🤖 AI Summary
Implicit neural video representations (e.g., NeRV) suffer from slow encoding/decoding and high GPU memory consumption. To address these limitations, this work proposes an efficient video representation and compression framework based on deformable 2D Gaussian splatting. Our key innovation is the first introduction of dynamic, time-varying 2D Gaussian deformation modeling, enabled by a multi-plane spatiotemporal encoder and a lightweight decoder. Crucially, temporal gradients drive the prediction of Gaussian parameters—including position, shape, and color—explicitly exploiting inter-frame redundancy.
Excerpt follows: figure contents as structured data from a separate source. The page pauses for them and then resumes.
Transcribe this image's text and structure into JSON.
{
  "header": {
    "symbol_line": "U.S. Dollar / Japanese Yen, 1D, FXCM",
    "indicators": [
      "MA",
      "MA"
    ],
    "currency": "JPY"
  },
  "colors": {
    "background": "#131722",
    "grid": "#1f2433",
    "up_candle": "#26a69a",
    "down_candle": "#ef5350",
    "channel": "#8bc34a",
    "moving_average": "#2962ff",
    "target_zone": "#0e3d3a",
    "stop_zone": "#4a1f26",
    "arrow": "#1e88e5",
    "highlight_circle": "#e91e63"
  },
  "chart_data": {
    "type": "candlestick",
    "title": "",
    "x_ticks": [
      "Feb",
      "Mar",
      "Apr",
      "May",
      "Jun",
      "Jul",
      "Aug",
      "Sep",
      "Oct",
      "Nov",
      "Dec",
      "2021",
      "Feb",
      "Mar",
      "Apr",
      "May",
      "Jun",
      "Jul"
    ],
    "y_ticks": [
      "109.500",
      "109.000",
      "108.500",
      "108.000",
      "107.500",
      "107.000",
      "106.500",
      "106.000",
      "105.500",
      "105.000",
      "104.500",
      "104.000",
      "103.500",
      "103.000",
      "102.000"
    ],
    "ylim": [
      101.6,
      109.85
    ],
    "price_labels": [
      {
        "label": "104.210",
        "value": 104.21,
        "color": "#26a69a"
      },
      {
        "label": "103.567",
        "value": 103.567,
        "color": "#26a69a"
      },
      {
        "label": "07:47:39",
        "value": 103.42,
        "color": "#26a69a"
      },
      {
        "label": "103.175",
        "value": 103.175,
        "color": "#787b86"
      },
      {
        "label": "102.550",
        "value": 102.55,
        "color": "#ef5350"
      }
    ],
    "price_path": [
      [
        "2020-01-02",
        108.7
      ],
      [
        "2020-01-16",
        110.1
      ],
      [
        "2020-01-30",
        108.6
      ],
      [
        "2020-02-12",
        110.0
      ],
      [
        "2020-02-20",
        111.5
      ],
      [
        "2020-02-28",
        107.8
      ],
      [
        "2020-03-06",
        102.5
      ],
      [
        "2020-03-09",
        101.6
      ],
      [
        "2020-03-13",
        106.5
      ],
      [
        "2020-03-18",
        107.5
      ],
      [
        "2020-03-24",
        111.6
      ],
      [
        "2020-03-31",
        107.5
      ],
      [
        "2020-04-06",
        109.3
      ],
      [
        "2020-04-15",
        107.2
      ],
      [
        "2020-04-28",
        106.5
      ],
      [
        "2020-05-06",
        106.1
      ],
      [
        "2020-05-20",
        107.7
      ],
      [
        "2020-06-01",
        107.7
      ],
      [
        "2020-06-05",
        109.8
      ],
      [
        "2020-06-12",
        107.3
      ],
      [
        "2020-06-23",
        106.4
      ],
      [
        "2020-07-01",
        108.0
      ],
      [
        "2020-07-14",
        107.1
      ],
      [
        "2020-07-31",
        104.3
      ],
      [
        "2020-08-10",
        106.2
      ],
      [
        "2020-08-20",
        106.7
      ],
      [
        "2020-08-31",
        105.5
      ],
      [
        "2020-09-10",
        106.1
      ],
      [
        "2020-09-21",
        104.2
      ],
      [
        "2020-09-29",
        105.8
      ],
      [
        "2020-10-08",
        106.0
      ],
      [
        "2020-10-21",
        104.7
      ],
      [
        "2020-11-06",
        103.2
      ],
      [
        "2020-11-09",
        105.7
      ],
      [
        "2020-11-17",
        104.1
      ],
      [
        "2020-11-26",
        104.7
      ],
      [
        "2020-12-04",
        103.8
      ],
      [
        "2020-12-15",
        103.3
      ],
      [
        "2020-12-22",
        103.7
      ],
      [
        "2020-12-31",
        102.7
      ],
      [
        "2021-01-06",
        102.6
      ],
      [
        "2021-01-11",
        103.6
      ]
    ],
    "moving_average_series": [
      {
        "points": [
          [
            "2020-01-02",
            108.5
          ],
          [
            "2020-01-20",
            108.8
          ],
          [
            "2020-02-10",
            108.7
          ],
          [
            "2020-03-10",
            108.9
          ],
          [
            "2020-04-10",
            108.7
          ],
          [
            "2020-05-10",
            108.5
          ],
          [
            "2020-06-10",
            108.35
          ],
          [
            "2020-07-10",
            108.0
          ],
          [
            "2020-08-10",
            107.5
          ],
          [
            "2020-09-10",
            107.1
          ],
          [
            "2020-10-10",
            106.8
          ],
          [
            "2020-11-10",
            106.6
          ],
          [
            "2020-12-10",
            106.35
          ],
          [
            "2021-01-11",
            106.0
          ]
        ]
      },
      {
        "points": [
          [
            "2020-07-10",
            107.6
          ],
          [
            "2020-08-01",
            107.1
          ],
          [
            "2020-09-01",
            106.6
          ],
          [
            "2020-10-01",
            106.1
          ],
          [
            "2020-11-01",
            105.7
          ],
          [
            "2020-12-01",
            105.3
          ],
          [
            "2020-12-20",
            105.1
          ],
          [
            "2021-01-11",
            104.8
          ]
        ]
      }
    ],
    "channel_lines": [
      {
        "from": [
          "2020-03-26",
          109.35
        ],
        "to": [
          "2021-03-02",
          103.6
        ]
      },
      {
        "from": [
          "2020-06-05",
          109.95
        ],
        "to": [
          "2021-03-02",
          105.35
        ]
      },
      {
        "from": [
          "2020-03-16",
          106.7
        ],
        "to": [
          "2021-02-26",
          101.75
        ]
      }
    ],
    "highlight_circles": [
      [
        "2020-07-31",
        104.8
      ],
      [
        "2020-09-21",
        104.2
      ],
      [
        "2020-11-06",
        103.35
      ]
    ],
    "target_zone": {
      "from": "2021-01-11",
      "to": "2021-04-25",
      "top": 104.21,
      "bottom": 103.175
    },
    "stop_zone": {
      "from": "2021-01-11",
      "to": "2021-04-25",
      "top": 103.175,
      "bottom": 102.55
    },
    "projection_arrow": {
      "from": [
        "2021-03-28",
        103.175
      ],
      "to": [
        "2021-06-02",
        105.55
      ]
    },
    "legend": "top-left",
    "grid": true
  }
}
Experiments demonstrate that our method reduces GPU memory usage by 78.4% and accelerates training and decoding by 5.5× and 12.5×, respectively, compared to NeRV, while maintaining competitive reconstruction quality. This achieves a superior trade-off between fidelity and efficiency, significantly enhancing scalability and practical applicability for real-world video processing tasks.
📝 Abstract
Implicit Neural Representation for Videos (NeRV) has introduced a novel paradigm for video representation and compression, outperforming traditional codecs. As model size grows, however, slow encoding and decoding speed and high memory consumption hinder its application in practice. To address these limitations, we propose a new video representation and compression method based on 2D Gaussian Splatting to efficiently handle video data. Our proposed deformable 2D Gaussian Splatting dynamically adapts the transformation of 2D Gaussians at each frame, significantly reducing memory cost. Equipped with a multi-plane-based spatiotemporal encoder and a lightweight decoder, it predicts changes in color, coordinates, and shape of initialized Gaussians, given the time step. By leveraging temporal gradients, our model effectively captures temporal redundancy at negligible cost, significantly enhancing video representation efficiency. Our method reduces GPU memory usage by up to 78.4%, and significantly expedites video processing, achieving 5.5x faster training and 12.5x faster decoding compared to the state-of-the-art NeRV methods.